Nuit Blanche is an annual night-time art festival that spans across entire cities. With hundreds of official and unofficial art installations, the cities themselves are transformed into one vast art exhibition. I was fortunate enough to be in Toronto for this year's Nuit Blanche.
A few friends and I started out at 8pm. Our first stop was near Ossington Station where several interactive art installations were set up under the banner of Photon Gallery 4.0. While in line for a tuneable photography device, we noticed several people pointing upwards. There, hanging from an old clothing line was an ordinary looking tube of light. However, looking away from it quickly, the light transformed into a peace sign in our peripheral vision. Thus began a night where the art wasn't quite what it seemed, where the story behind every piece was as engrossing as the piece itself, and where looking away sometimes meant seeing things in an entirely different light.
After playing air hockey on a flaming table, and shooting jets of fire towards the night sky, we moved eastwards from Ossington towards St. George Street, where the One Sky installation was waiting for us in the Astronomy Building of the University of Toronto. This project was a shower of stars captured in a circular tent. Standing at the centre of the round patch of grass and looking skywards conveyed the meaning perfectly: one sky above millions of living organisms — all in a state of wonderment. It was humbling, to say the least.
Next we moved on towards downtown Toronto through the Toronto Coach Terminal. An installation there, Make Your Mark, consisted of what initially looked like thousands of white feathers hanging from the ceiling of a passage. On closer inspection though, it turned out they were strips of plastic with unique fingerprints on them. That united they could look so beautiful, was simultaneously mesmerising and thought-provoking.
As we left the subway in awe, another installation called Do Angels Exist almost floated our way. The project, representing wings that occur in nature such as falling feathers or dragonfly wings, was meant to provoke the question of whether angels exist in the spectator's mind, as it is a question that regularly plagues the artist who recently lost her mother.
Moving on we entered OCAD University to witness their installation, Forward, which had viewers stand between two screens displaying tunnels. As we looked ahead there was an illusion of moving forward at a rapid rate. However, that wasn't the case because our physical location was unaltered, leaving us with the concrete notion of being here, now — which was the artist's intent all along.

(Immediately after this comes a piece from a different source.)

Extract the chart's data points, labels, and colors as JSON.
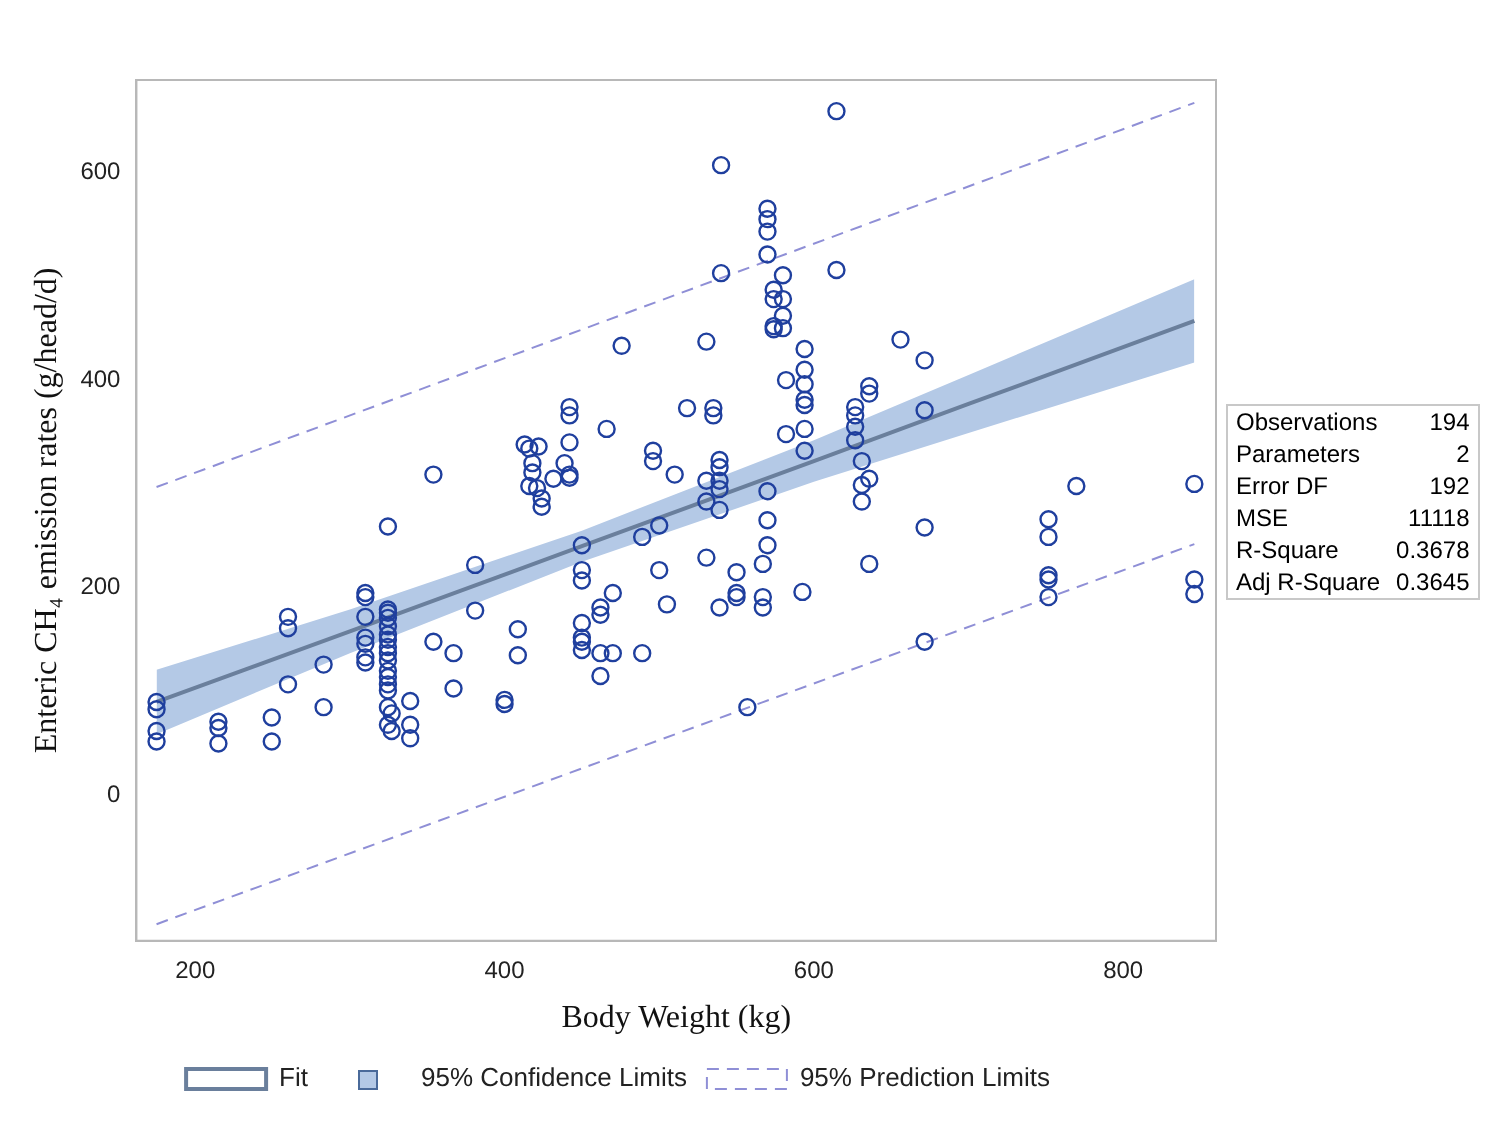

By this time dinner had been forgone in favour of cramming in as many art installations into the night as possible. Arming ourselves with french-fries from a food truck, we walked on through the heart of downtown Toronto. We viewed installations such as Passage at the Bata Shoe Museum, Continuum at the CF Toronto Eaton Centre Bridge, and On Flashing Lights right past Nathan Phillips Square. With the clock striking midnight, half of our group disbanded to retire for the night. The other half decided to venture into Scarborough. No points for guessing which half I was in.
The Scarborough projects highlighted immigrants and their stories. Huge billboards comprised an extended project, Everything I Wanted to Tell You, which proudly sported moving messages from second generation immigrants. Beautiful installations such as Walk among Worlds, and Mirrors of Babel were scattered about. Soon after we had viewed these projects, we noticed the time and admitted that half past two was quite late enough and it was time for us to head home.
That was when my eyes fell on the Cavalier Noir. The last installation of the day, it was undoubtedly the most intricate piece I had seen all night. There was something about the little boy on top of his black unicorn that had me enthralled. As I stared into the face of the Black Knight on this White Night, something seemed to fall into place. The night made sense, and suddenly I was grateful... grateful for being here now.